Mascot characters Madobe Yuu and Madobe Ai spices up special Japanese versions of Windows 8 with their cute, "moe" charm.
Promotion for new tech software in Japan isn't really that different from how it is done here. You present the software's capabilities, show its potentials, and market to the people how they could use it efficiently. However you may want to know that once you hit Tokyo's Akihabara district, the "otaku" center of Japan, promotion for almost anything takes on a slightly different, cuter level.
On October 12, 2012, Microsoft Japan announced that reservations can now be taken for Windows 8 orders. At least two weeks before the official worldwide release, tech shops around Japan have already begun accepting pre-orders and reservations of the announced Windows 8 product packages.
While there are no significant changes in standard distribution packages, Microsoft Japan has actually prepared a little nifty bonus for those who are into the "Akiba-kei" (Akihabara-style) culture. Extra Windows 8 DSP (fresh install) packages that feature two new "moe" mascots, Madobe Ai and Madobe Yuu, will be presented as an exclusive OS theme. The package will include various custom media and installation files, as well as other extra stuff, for those who are interested to have more than just an OS to their new PC's.

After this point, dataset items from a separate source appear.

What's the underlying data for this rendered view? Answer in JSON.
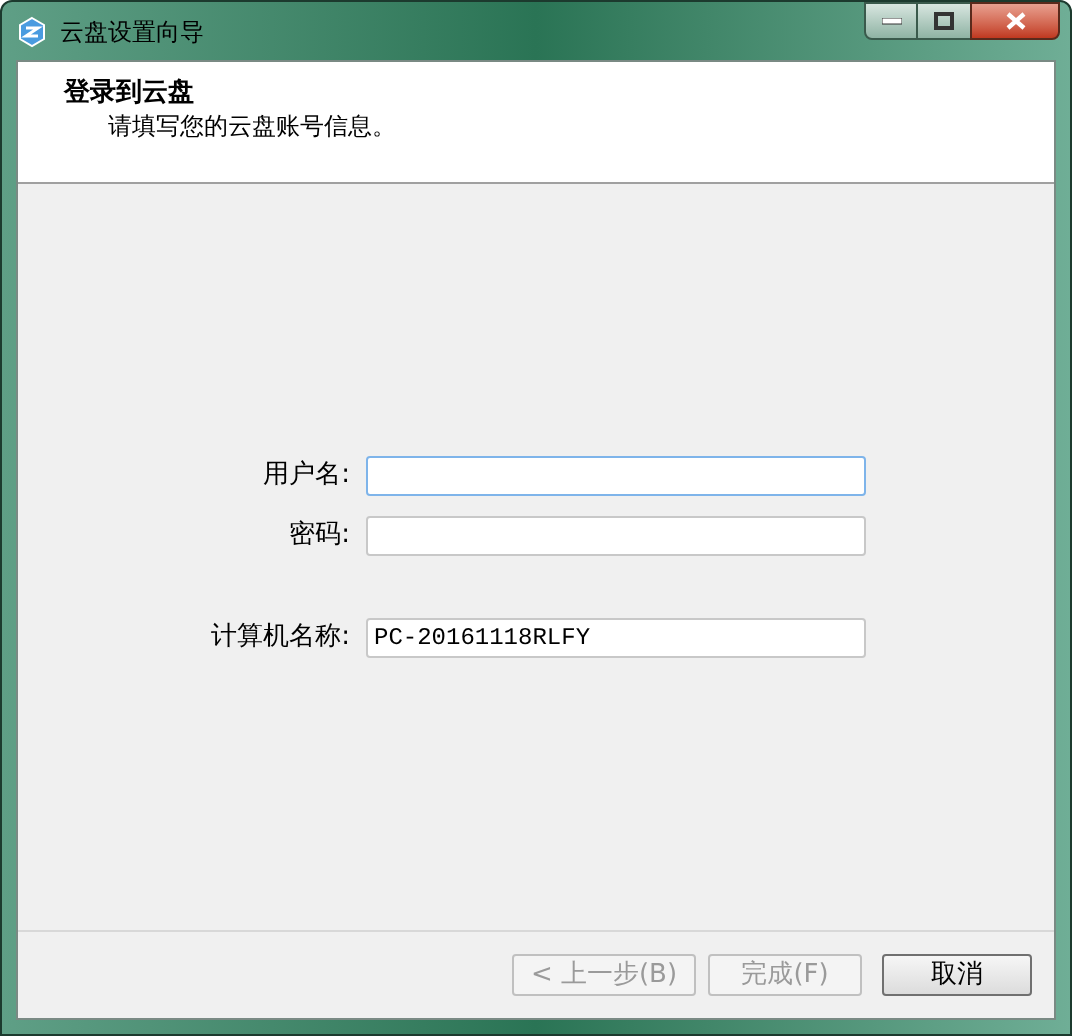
{
  "window": {
    "title": "云盘设置向导"
  },
  "header": {
    "title": "登录到云盘",
    "subtitle": "请填写您的云盘账号信息。"
  },
  "fields": [
    {
      "label": "用户名:",
      "focused": true
    },
    {
      "label": "密码:",
      "focused": false
    },
    {
      "label": "计算机名称:",
      "value": "PC-20161118RLFY",
      "focused": false
    }
  ],
  "buttons": [
    {
      "label": "< 上一步(B)",
      "disabled": true
    },
    {
      "label": "完成(F)",
      "disabled": true
    },
    {
      "label": "取消",
      "disabled": false
    }
  ]
}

Using these "moe" mascots to generate higher amount of interest to a specific group of potential customers isn't new in Japan. In fact, Microsoft Japan has already done it at least 3 years ago with Madobe Nanami, the "moe" mascot for Windows 7. Special bonus packages for the Japanese version of Windows 7 also included exclusive media and installation files that would let the user have Madobe Nanami become a resident of their computer unit.
These special Windows 8 DSP packages will include a Microsoft Wedge Touch mouse, and will be available at around 18,000 to 20,000 yen (around 230 to 255 USD).